I run to catch up. ‘Don’t you want to know what really happened?’
‘No. Give me the keys – I’ll drive back.’ The rain has pasted Billy’s hair to his head. He holds out his hands, but I stand still, defiant, the keys between us.
‘Don’t you see: if Mum and Dad were killed, it changes everything. It means they didn’t leave us; they didn’t give up on life. The police will look for their murderer. They’ll find answers for us, Billy!’
We stare at each other, and then to my horror I see Billy is crying. His mouth works without words, like the TV on mute, and then he turns up the sound and I wish with all my being I’d driven towards Hastings instead.
‘I don’t want answers, Annie. I don’t want to think about how they died. I want to think about the way they lived. I want to remember the good times and the funny times, and the nights in the pub.’ His voice gets gradually louder until he’s shouting at me, the wind whipping the words straight at me. The tears have stopped, but I’ve never seen Billy like this before. I’ve never seen him out of control. His fists are tightly balled and he shifts from one foot to another like he’s spoiling for a fight.
‘Mum was murdered! Surely you want to know who did it?’
‘It won’t change anything. It won’t bring her back.’
‘But we’ll have justice. Someone will pay for what they did.’
Billy turns and walks away. I run after him, pulling him back by the shoulder. ‘I just want answers, Uncle Billy. I loved her so much.’
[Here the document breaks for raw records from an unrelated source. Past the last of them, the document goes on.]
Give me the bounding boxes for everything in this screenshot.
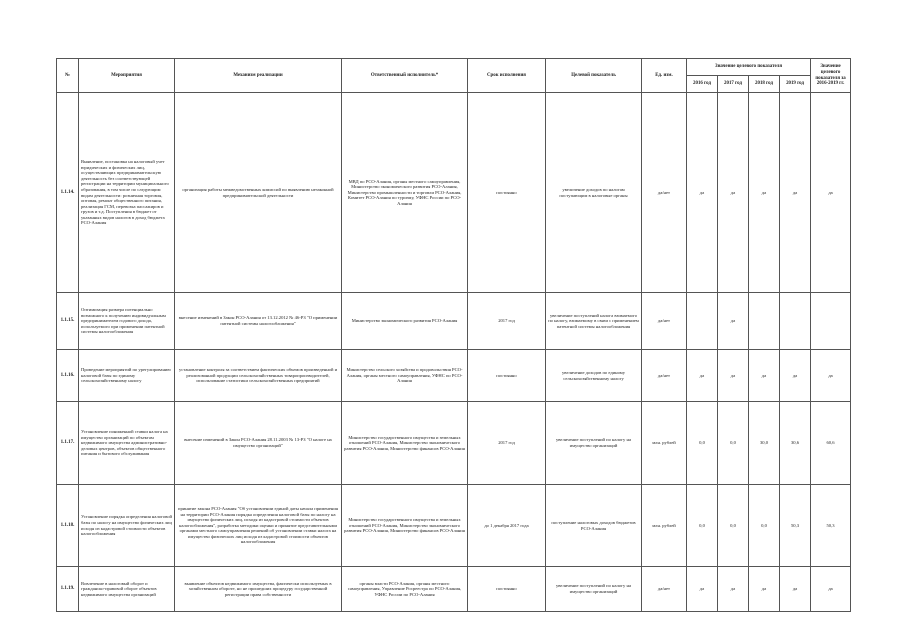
row-value-2017: да bbox=[718, 350, 749, 402]
row-term: постоянно bbox=[468, 567, 546, 612]
row-unit: млн. рублей bbox=[642, 485, 687, 567]
row-total: да bbox=[811, 567, 851, 612]
row-total: да bbox=[811, 350, 851, 402]
row-mechanism: внесение изменений в Закон РСО-Алания 28.11.2003 № 13-РЗ "О налоге на имущество организаций" bbox=[175, 402, 342, 485]
row-responsible: Министерство сельского хозяйства и продовольствия РСО-Алания, органы местного самоуправления, УФНС по РСО-Алания bbox=[342, 350, 468, 402]
row-total: 60,6 bbox=[811, 402, 851, 485]
row-responsible: органы власти РСО-Алания, органы местного самоуправления, Управление Росреестра по РСО-Алания, УФНС России по РСО-Алания bbox=[342, 567, 468, 612]
row-term: 2017 год bbox=[468, 293, 546, 350]
header-num: № bbox=[57, 59, 79, 93]
document-sheet bbox=[56, 58, 850, 612]
row-value-2016: да bbox=[687, 350, 718, 402]
header-responsible: Ответственный исполнитель* bbox=[342, 59, 468, 93]
header-year-2019: 2019 год bbox=[780, 76, 811, 93]
row-event: Установление пониженной ставки налога на имущество организаций по объектам недвижимого имущества административно-деловых центров, объектов общественного питания и бытового обслуживания bbox=[79, 402, 175, 485]
row-value-2017: да bbox=[718, 567, 749, 612]
row-value-2019: 30,6 bbox=[780, 402, 811, 485]
table-row bbox=[57, 485, 851, 567]
row-event: Проведение мероприятий по урегулированию налоговой базы по единому сельскохозяйственному налогу bbox=[79, 350, 175, 402]
row-mechanism: выявление объектов недвижимого имущества, фактически используемых в хозяйственном обороте, но не прошедших процедуру государственной регистрации права собственности bbox=[175, 567, 342, 612]
row-responsible: Министерство государственного имущества и земельных отношений РСО-Алания, Министерство экономического развития РСО-Алания, Министерство финансов РСО-Алания bbox=[342, 485, 468, 567]
row-unit: да/нет bbox=[642, 567, 687, 612]
header-mechanism: Механизм реализации bbox=[175, 59, 342, 93]
row-num: 1.1.18. bbox=[57, 485, 79, 567]
header-total: Значение целевого показателя за 2016-2019 гг. bbox=[811, 59, 851, 93]
row-indicator: увеличение поступлений налога взимаемого по налогу, взимаемому в связи с применением патентной системы налогообложения bbox=[546, 293, 642, 350]
row-responsible: Министерство экономического развития РСО-Алания bbox=[342, 293, 468, 350]
row-responsible: МВД по РСО-Алания, органы местного самоуправления, Министерство экономического развития РСО-Алания, Министерство промышленности и торговли РСО-Алания, Комитет РСО-Алания по туризму, УФНС России по РСО-Алания bbox=[342, 93, 468, 293]
row-mechanism: организация работы межведомственных комиссий по выявлению незаконной предпринимательской деятельности bbox=[175, 93, 342, 293]
row-mechanism: принятие закона РСО-Алания "Об установлении единой даты начала применения на территории РСО-Алания порядка определения налоговой базы по налогу на имущество физических лиц, исходя из кадастровой стоимости объектов налогообложения", разработка методики оценки и принятие представительными органами местного самоуправления решений об установлении ставки налога на имущество физических лиц исходя из кадастровой стоимости объектов налогообложения bbox=[175, 485, 342, 567]
row-mechanism: внесение изменений в Закон РСО-Алания от 13.12.2012 № 46-РЗ "О применении патентной системы налогообложения" bbox=[175, 293, 342, 350]
row-unit: млн. рублей bbox=[642, 402, 687, 485]
row-event: Оптимизация размера потенциально возможного к получению индивидуальным предпринимателем годового дохода, используемого при применении патентной системы налогообложения bbox=[79, 293, 175, 350]
table-row bbox=[57, 93, 851, 293]
row-value-2016: да bbox=[687, 93, 718, 293]
row-value-2017: да bbox=[718, 93, 749, 293]
row-event: Установление порядка определения налоговой базы по налогу на имущество физических лиц исходя из кадастровой стоимости объектов налогообложения bbox=[79, 485, 175, 567]
header-year-2017: 2017 год bbox=[718, 76, 749, 93]
row-num: 1.1.17. bbox=[57, 402, 79, 485]
row-total bbox=[811, 293, 851, 350]
row-event: Вовлечение в налоговый оборот и гражданско-правовой оборот объектов недвижимого имущества организаций bbox=[79, 567, 175, 612]
row-indicator: увеличение доходов по налогам поступающим в налоговые органы bbox=[546, 93, 642, 293]
row-unit: да/нет bbox=[642, 293, 687, 350]
row-value-2018: да bbox=[749, 350, 780, 402]
row-value-2018: 0,0 bbox=[749, 485, 780, 567]
row-term: постоянно bbox=[468, 350, 546, 402]
row-value-2017: да bbox=[718, 293, 749, 350]
header-unit: Ед. изм. bbox=[642, 59, 687, 93]
row-num: 1.1.14. bbox=[57, 93, 79, 293]
row-value-2017: 0,0 bbox=[718, 402, 749, 485]
row-responsible: Министерство государственного имущества и земельных отношений РСО-Алания, Министерство экономического развития РСО-Алания, Министерство финансов РСО-Алания bbox=[342, 402, 468, 485]
table-row bbox=[57, 293, 851, 350]
row-unit: да/нет bbox=[642, 350, 687, 402]
row-value-2019: да bbox=[780, 567, 811, 612]
table-row bbox=[57, 350, 851, 402]
table-row bbox=[57, 402, 851, 485]
row-indicator: увеличение поступлений по налогу на имущество организаций bbox=[546, 402, 642, 485]
row-value-2016: да bbox=[687, 567, 718, 612]
row-value-2019: 50,3 bbox=[780, 485, 811, 567]
header-event: Мероприятия bbox=[79, 59, 175, 93]
row-value-2016 bbox=[687, 293, 718, 350]
measures-table bbox=[56, 58, 851, 612]
row-num: 1.1.16. bbox=[57, 350, 79, 402]
header-target-group: Значение целевого показателя bbox=[687, 59, 811, 76]
header-term: Срок исполнения bbox=[468, 59, 546, 93]
header-year-2016: 2016 год bbox=[687, 76, 718, 93]
row-value-2017: 0,0 bbox=[718, 485, 749, 567]
row-event: Выявление, постановка на налоговый учет юридических и физических лиц, осуществляющих предпринимательскую деятельность без соответствующей регистрации на территории муниципального образования, в том числе по следующим видам деятельности: розничная торговля, оптовая, ремонт общественного питания, реализация ГСМ, перевозка пассажиров и грузов и т.д. Поступления в бюджет от указанных видов налогов в доход бюджета РСО-Алания bbox=[79, 93, 175, 293]
row-value-2018: да bbox=[749, 567, 780, 612]
row-mechanism: установление контроля за соответствием фактических объемов произведенной и реализованной продукции сельскохозяйственных товаропроизводителей, использование статистики сельскохозяйственных предприятий bbox=[175, 350, 342, 402]
row-value-2016: 0,0 bbox=[687, 402, 718, 485]
row-value-2019: да bbox=[780, 93, 811, 293]
row-indicator: поступление налоговых доходов бюджетов РСО-Алания bbox=[546, 485, 642, 567]
row-num: 1.1.15. bbox=[57, 293, 79, 350]
row-term: 2017 год bbox=[468, 402, 546, 485]
row-value-2018: да bbox=[749, 93, 780, 293]
row-value-2019 bbox=[780, 293, 811, 350]
row-term: до 1 декабря 2017 года bbox=[468, 485, 546, 567]
row-num: 1.1.19. bbox=[57, 567, 79, 612]
row-value-2018: 30,0 bbox=[749, 402, 780, 485]
header-year-2018: 2018 год bbox=[749, 76, 780, 93]
row-value-2016: 0,0 bbox=[687, 485, 718, 567]
row-total: 50,3 bbox=[811, 485, 851, 567]
row-value-2019: да bbox=[780, 350, 811, 402]
row-indicator: увеличение поступлений по налогу на имущество организаций bbox=[546, 567, 642, 612]
row-total: да bbox=[811, 93, 851, 293]
row-unit: да/нет bbox=[642, 93, 687, 293]
row-indicator: увеличение доходов по единому сельскохозяйственному налогу bbox=[546, 350, 642, 402]
row-value-2018 bbox=[749, 293, 780, 350]
row-term: постоянно bbox=[468, 93, 546, 293]
header-indicator: Целевой показатель bbox=[546, 59, 642, 93]
table-row bbox=[57, 567, 851, 612]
He stops walking, but he won’t look at me, and in his face is a mixture of grief and anger and something else, something confusing. Understanding comes a split second before he speaks, so quietly the wind almost takes it away without me hearing it. Almost, but not quite.
‘So did I.’
We sit in the car park, watching the rain on the windscreen. Every now and then a strong gust of wind rocks the car, and I’m glad we came down from the cliffs when we did.
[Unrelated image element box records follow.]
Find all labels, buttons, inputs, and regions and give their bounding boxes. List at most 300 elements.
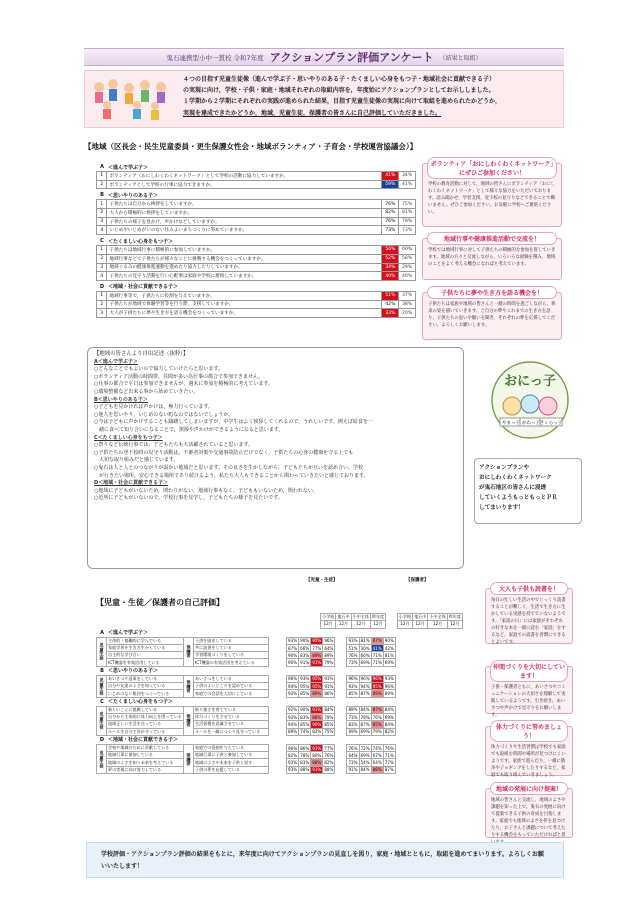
column-label: 小学校 [322,614,335,620]
student-value: 93% [300,676,310,682]
group-code: B [100,192,104,199]
promo-line: が鬼石地区の皆さんに浸透 [479,485,547,491]
student-value: 91% [312,660,322,666]
row-question: 大人から積極的に挨拶をしていますか。 [107,209,382,218]
callout-body: 地域の皆さんと交流し，地域のよさや課題を知った上で，鬼石の発展に向けて提案できる子供の育成を目指します。家庭でも地域のよさを折を見つけたり，お子さんと課題について考えたりする機会をもっていただければと思 [491,798,566,838]
student-value: 95% [312,676,322,682]
row-value: 76% [382,217,399,226]
parent-item: ICT機器の有効活用を考えている [194,659,269,666]
comment-item: ○祭りなど伝統行事では，子どもたちも大活躍されていると思います。 [94,442,253,449]
document-title: アクションプラン評価アンケート [269,51,434,64]
parent-value: 74% [372,745,382,751]
student-value: 91% [324,683,334,689]
student-value: 91% [312,767,322,773]
student-value: 96% [288,745,298,751]
survey-table [96,291,416,318]
callout-body: 子供たちは家族や地域の皆さんと一緒の時間を過ごしながら，将来の姿を描いていきます。ご自分の夢やこれまでの生き方を語り，子供たちの思いや願いを聞き，それぞれの夢を応援してください。よろしくお願いします。 [428,302,556,328]
student-value: 79% [324,714,334,720]
table-row [97,226,416,235]
table-row [97,744,396,751]
intro-line: １学期から２学期にそれぞれの実践が進められた結果，目指す児童生徒像の実現に向けて取組を進められたかどうか， [183,98,502,106]
parent-value: 30% [360,645,370,651]
row-value: 40% [382,272,399,281]
row-value: 41% [382,172,399,181]
column-month: 12月 [397,621,412,628]
footer-message: 学校評価・アクションプラン評価の結果をもとに，来年度に向けてアクションプランの見直しを図り，家庭・地域とともに，取組を進めてまいります。よろしくお願いいたします！ [86,842,564,878]
table-row [97,272,416,281]
region-section-title: 【地域（区長会・民生児童委員・更生保護女性会・地域ボランティア・子育会・学校運営協議会）】 [84,142,418,151]
student-value: 93% [288,691,298,697]
student-item: ルールを自分で決め守っている [107,728,184,735]
mascot-label: やまっ子 [502,421,520,426]
row-value: 59% [382,180,399,189]
parent-value: 69% [360,660,370,666]
document-header [84,48,564,66]
row-question: 子供たちが地域で体験学習等を行う際，支援していますか。 [107,300,382,309]
parent-value: 89% [348,707,358,713]
student-item: いじめのない集団をつくっている [107,690,184,697]
student-item: 自分から主体的に体力向上を図っている [108,714,182,720]
student-item: 地域のよさを知り未来を考えている [107,759,184,766]
row-question: 大人が子供たちに夢や生き方を語る機会をつくっていますか。 [107,309,382,318]
table-row [97,254,416,263]
fitness-callout [485,726,573,776]
table-row [97,217,416,226]
student-item: 地域行事に参加している [107,752,184,759]
student-value: 88% [300,767,310,773]
parent-value: 93% [384,676,394,682]
comment-category: B＜思いやりのある子＞ [94,396,148,403]
parent-side-label: 保護者 [184,675,194,697]
comment-item: ○仕事の都合で平日は参加できませんが，週末に参加を積極的に考えています。 [94,381,273,388]
row-prev-value: 34% [399,172,416,181]
callout-title: 地域の発展に向け提案！ [490,782,568,795]
student-value: 82% [288,752,298,758]
self-group-header [96,667,463,675]
comment-item: ○近所に子どもがいないので，学校行事を見学し，子どもたちの様子を見たいです。 [94,495,283,502]
row-value: 76% [382,200,399,209]
student-value: 96% [288,676,298,682]
comment-item: ○ボランティア活動の時間帯，昼間が多い為仕事の都合で参加できません。 [94,373,264,380]
comment-item: ○どんなことでもよいので協力していけたらと思います。 [94,366,223,373]
student-item: あいさつや返事をしている [107,675,184,682]
comment-item: ○他人を思いやり，いじめのない町なのではないでしょうか。 [94,411,234,418]
student-value: 93% [288,767,298,773]
parent-value: 41% [372,645,382,651]
parent-value: 84% [384,721,394,727]
family-illustration [89,75,177,125]
student-value: 83% [300,714,310,720]
student-value: 64% [324,645,334,651]
comment-item: ○環境整備など出来る事から始めていきたい。 [94,388,199,395]
row-question: ボランティアとして学校の行事に協力できますか。 [107,180,382,189]
comment-item: 緒に食べて知り合いになることで，挨拶や声かけができるようになると思います。 [94,426,284,433]
parent-value: 71% [384,752,394,758]
group-code: C [100,238,104,245]
row-prev-value: 81% [399,209,416,218]
parent-value: 83% [348,721,358,727]
parent-side-label: 保護者 [184,706,194,735]
parent-value: 69% [384,714,394,720]
student-value: 85% [300,721,310,727]
column-label: 鬼石中 [337,614,350,620]
row-prev-value: 37% [399,291,416,300]
parent-side-label: 保護者 [184,637,194,666]
reading-callout [485,588,573,644]
promo-line: していくようもっともっとＰＲ [479,495,558,501]
row-number: 1 [97,246,107,255]
group-name: ＜たくましい心身をもつ子＞ [108,699,174,706]
survey-group-header [96,283,416,291]
group-code: C [100,698,104,705]
student-value: 96% [324,638,334,644]
survey-group [96,191,416,235]
volunteer-callout [422,163,562,227]
parent-value: 96% [360,676,370,682]
promo-line: おにしわくわくネットワーク [479,475,552,481]
parent-value: 96% [348,676,358,682]
table-row [97,309,416,318]
callout-title: 地域行事や健康推進活動で交流を！ [427,232,557,245]
intro-line: 実現を達成できたかどうか，地域，児童生徒，保護者の皆さんに自己評価していただきました。 [183,109,442,117]
dreams-callout [422,292,562,340]
parent-value: 84% [360,707,370,713]
student-value: 89% [312,691,322,697]
student-value: 84% [324,707,334,713]
student-item: 学校や地域のために貢献している [107,744,184,751]
row-question: 子供たちは地域行事に積極的に参加していますか。 [107,246,382,255]
row-number: 4 [97,226,107,235]
student-side-label: 児童生徒 [97,744,107,773]
survey-table [96,171,416,189]
table-row [97,713,396,720]
table-row [97,759,396,766]
parent-value: 64% [348,752,358,758]
free-comments-box [87,347,464,569]
row-question: 地域行事などで子供たちが様々なことに挑戦する機会をつくっていますか。 [107,254,382,263]
callout-body: 学校では地域行事に対して子供たちの積極的な参加を促していきます。地域の方々と交流しながら，いろいろな経験を積み，地域のことをよく考える機会になればと考えています。 [428,248,556,267]
column-month: 12月 [336,621,351,628]
student-value: 83% [300,760,310,766]
row-question: いじめやいじめがいのない住みよいまちづくりに努めていますか。 [107,226,382,235]
row-number: 3 [97,217,107,226]
table-row [321,614,463,621]
student-value: 79% [324,660,334,666]
row-question: 地域行事等で，子供たちに役割を与えていますか。 [107,291,382,300]
parent-value: 54% [360,760,370,766]
row-prev-value: 29% [399,263,416,272]
student-item: 自分や友達のよさを知っている [107,683,184,690]
student-value: 82% [324,760,334,766]
parent-value: 77% [384,760,394,766]
self-eval-group-table [96,744,396,774]
row-number: 1 [97,172,107,181]
student-value: 94% [288,721,298,727]
parent-value: 84% [360,767,370,773]
parent-value: 76% [348,652,358,658]
row-number: 3 [97,263,107,272]
parent-value: 78% [360,714,370,720]
student-value: 89% [312,652,322,658]
self-eval-title: 【児童・生徒／保護者の自己評価】 [96,598,224,607]
student-item: 家庭学習を生き方生かしている [107,644,184,651]
table-row [97,209,416,218]
student-item: 新しいことに挑戦している [107,706,184,713]
callout-body: 毎日の忙しい生活の中でじっくり読書することが難しく，生活で生き方に生かしている実感を持てていないようです。「家読の日」には家族がそれぞれの好きな本を一緒に読む「家読」をするなど，家庭での読書を習慣にできるとよいです。 [491,598,566,645]
group-name: ＜思いやりのある子＞ [108,668,159,675]
parent-value: 69% [384,660,394,666]
mascot-label: さくらっ子 [539,421,563,426]
self-eval-header [320,613,463,629]
intro-line: ４つの目指す児童生徒像（進んで学ぶ子・思いやりのある子・たくましい心身をもつ子・地域社会に貢献できる子） [183,76,496,83]
table-row [97,300,416,309]
group-code: B [100,667,104,674]
table-row [97,683,396,690]
student-value: 89% [288,729,298,735]
row-prev-value: 60% [399,246,416,255]
group-name: ＜地域・社会に貢献できる子＞ [108,737,179,744]
row-prev-value: 75% [399,200,416,209]
student-item: 自主的な学び合い [107,652,184,659]
comment-item: が行きたい場所，安心できる場所であり続けるよう，私たち大人もできることから関わっていきたいと感じております。 [94,472,369,479]
row-value: 51% [382,291,399,300]
row-value: 73% [382,226,399,235]
student-value: 66% [300,645,310,651]
table-row [97,728,396,735]
parent-value: 84% [384,707,394,713]
row-prev-value: 58% [399,254,416,263]
parent-item: 地域行事に子供と参加している [194,752,269,759]
row-value: 33% [382,309,399,318]
group-code: D [99,283,105,290]
parent-item: ルールを一緒につくり見守っている [194,728,269,735]
student-item: 夢の実現に向け努力している [107,766,184,773]
student-value: 94% [288,683,298,689]
row-number: 4 [97,272,107,281]
student-value: 88% [324,767,334,773]
row-prev-value: 73% [399,226,416,235]
table-row [321,621,463,628]
parent-value: 79% [372,729,382,735]
callout-title: 大人も子供も読書を！ [490,582,568,595]
survey-group [96,237,416,281]
table-row [97,690,396,697]
parent-value: 89% [384,691,394,697]
row-question: 地域ぐるみの健康推進運動を進めたり協力したりしていますか。 [107,263,382,272]
events-callout [422,238,562,280]
table-row [97,652,396,659]
parent-value: 71% [372,652,382,658]
table-row [97,637,396,644]
student-item: ICT機器を有効活用している [107,659,184,666]
parent-value: 64% [372,760,382,766]
student-value: 82% [312,729,322,735]
student-value: 93% [288,638,298,644]
column-label: 昨年度 [371,614,385,620]
intro-text [183,74,557,119]
parent-column-header: 【保護者】 [406,578,429,583]
student-value: 83% [300,652,310,658]
row-value: 56% [382,246,399,255]
table-row [97,644,396,651]
row-number: 3 [97,309,107,318]
student-value: 93% [288,714,298,720]
table-row [97,766,396,773]
group-name: ＜進んで学ぶ子＞ [108,164,149,171]
student-value: 88% [312,760,322,766]
comment-category: D＜地域・社会に貢献できる子＞ [94,480,169,487]
parent-value: 81% [384,652,394,658]
table-row [97,200,416,209]
table-row [97,180,416,189]
student-value: 91% [312,707,322,713]
survey-group-header [96,163,416,171]
student-value: 95% [312,683,322,689]
table-row [97,706,396,713]
row-number: 1 [97,200,107,209]
parent-value: 87% [360,721,370,727]
table-row [97,263,416,272]
student-value: 93% [288,760,298,766]
promo-line: アクションプランや [479,465,530,471]
parent-value: 76% [348,745,358,751]
parent-item: 家庭での会話を大切にしている [194,690,269,697]
row-prev-value: 40% [399,272,416,281]
row-value: 52% [382,254,399,263]
free-comments-title: 【地域の皆さんより自由記述（抜粋）】 [94,351,189,357]
student-item: 規則正しい生活を送っている [107,721,184,728]
column-month: 12月 [413,621,428,628]
row-number: 2 [97,254,107,263]
comment-item: ○鬼石は人と人とのつながりが温かい地域だと思います。その良さを生かしながら，子どもたちが互いを認め合い，学校 [94,464,363,471]
survey-table [96,245,416,281]
parent-value: 73% [348,760,358,766]
parent-item: 家庭での役割を与えている [194,744,269,751]
student-value: 91% [300,660,310,666]
row-question: ボランティア（おにしわくわくネットワーク）として学校の活動に協力していますか。 [107,172,382,181]
table-row [97,752,396,759]
parent-value: 94% [360,683,370,689]
table-row [97,659,396,666]
parent-value: 87% [360,691,370,697]
student-value: 90% [288,652,298,658]
parent-value: 76% [384,745,394,751]
parent-value: 72% [360,745,370,751]
parent-value: 90% [384,638,394,644]
region-survey [96,163,416,320]
table-row [97,291,416,300]
student-side-label: 児童生徒 [97,637,107,666]
parent-value: 88% [372,767,382,773]
student-item: 主体的・協働的に学んでいる [107,637,184,644]
student-value: 90% [312,721,322,727]
self-group-header [96,698,463,706]
callout-title: 子供たちに夢や生き方を語る機会を！ [427,286,557,299]
row-number: 1 [97,291,107,300]
student-value: 91% [312,745,322,751]
student-value: 93% [324,676,334,682]
parent-item: 学習環境づくりをしている [194,652,269,659]
parent-value: 69% [360,752,370,758]
parent-value: 89% [372,691,382,697]
comment-item: ○子供たちの登下校時の見守り活動は，不審者対策や交通事故防止だけでなく，子供たちの心身の健康を守る上でも [94,449,354,456]
row-number: 2 [97,209,107,218]
promo-line: してまいります！ [479,505,524,511]
parent-value: 93% [348,683,358,689]
parent-value: 93% [348,638,358,644]
student-value: 75% [324,729,334,735]
parent-item: 粘り強さを育てている [194,706,269,713]
callout-title: 体力づくりに努めましょう！ [490,720,568,742]
student-value: 85% [300,691,310,697]
row-prev-value: 20% [399,309,416,318]
student-value: 89% [324,652,334,658]
row-value: 34% [382,263,399,272]
comment-category: C＜たくましい心身をもつ子＞ [94,434,163,441]
student-value: 92% [288,707,298,713]
column-label: 小中全体 [429,614,446,620]
column-label: 鬼石中 [414,614,427,620]
self-eval-group-table [96,675,396,698]
row-value: 82% [382,209,399,218]
self-eval-group-table [96,706,396,736]
student-value: 88% [312,714,322,720]
document-subtitle: （結果と取組） [439,54,482,62]
parent-value: 96% [372,676,382,682]
group-name: ＜地域・社会に貢献できる子＞ [108,284,179,291]
row-value: 42% [382,300,399,309]
parent-value: 87% [384,767,394,773]
self-eval-group-table [96,637,396,667]
student-value: 90% [300,638,310,644]
student-value: 85% [324,721,334,727]
parent-value: 69% [348,729,358,735]
parent-value: 96% [384,683,394,689]
parent-value: 85% [372,721,382,727]
parent-value: 69% [360,729,370,735]
survey-table [96,199,416,235]
group-code: A [100,629,104,636]
comment-item: ○子どもを見かければ声かけは，極力行っています。 [94,404,213,411]
survey-group-header [96,191,416,199]
row-prev-value: 41% [399,180,416,189]
parent-value: 91% [348,767,358,773]
column-month: 12月 [321,621,336,628]
promo-box [474,458,582,524]
student-side-label: 児童生徒 [97,706,107,735]
group-code: D [99,736,105,743]
self-eval-table [96,613,463,774]
survey-group [96,283,416,318]
parent-item: 体力づくりをさせている [194,713,269,720]
column-label: 昨年度 [448,614,461,620]
row-question: 子供たちの見守り活動を行い心配事は家庭や学校に連絡していますか。 [107,272,382,281]
intro-line: の実現に向け，学校・子供・家庭・地域それぞれの取組内容を，年度始にアクションプランとしてお示ししました。 [183,87,495,95]
self-group-header [96,629,463,637]
group-name: ＜たくましい心身をもつ子＞ [108,238,174,245]
parent-value: 95% [372,683,382,689]
parent-value: 42% [384,645,394,651]
parent-value: 71% [372,660,382,666]
group-code: A [100,164,104,170]
student-value: 86% [300,745,310,751]
parent-item: 子供のよいところを認めている [194,683,269,690]
student-value: 77% [324,745,334,751]
student-value: 80% [312,752,322,758]
table-row [97,721,396,728]
row-question: 子供たちの様子を見かけ，声かけなどしていますか。 [107,217,382,226]
student-value: 76% [324,752,334,758]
‘I remember the first time I saw her,’ Billy says, and it should feel awkward but it doesn’t because he’s not really here. He’s not sitting in a Porsche Boxster at Beachy Head with his niece. He’s somewhere else entirely. Remembering. ‘Tom and I were living in London. Tom had done some big deal at work and we’d gone to Amnesia to celebrate. VIP passes, the lot. It was a big night. Tom drank champagne all night; spent the whole time on the sofa with a string of girls. I think he thought he was Peter Stringfellow.’ Billy gives me a sidelong glance. He flushes, and I worry he’s going to clam up, but he keeps talking.
‘It was 1989. Your mum was there with a friend. They didn’t give a second glance to the VIP area – they were on the dance floor all night. She was stunning, your mum. Every now and then some guy would come up to them and make a move, but they weren’t interested. Girls’ night out, Caroline said later.’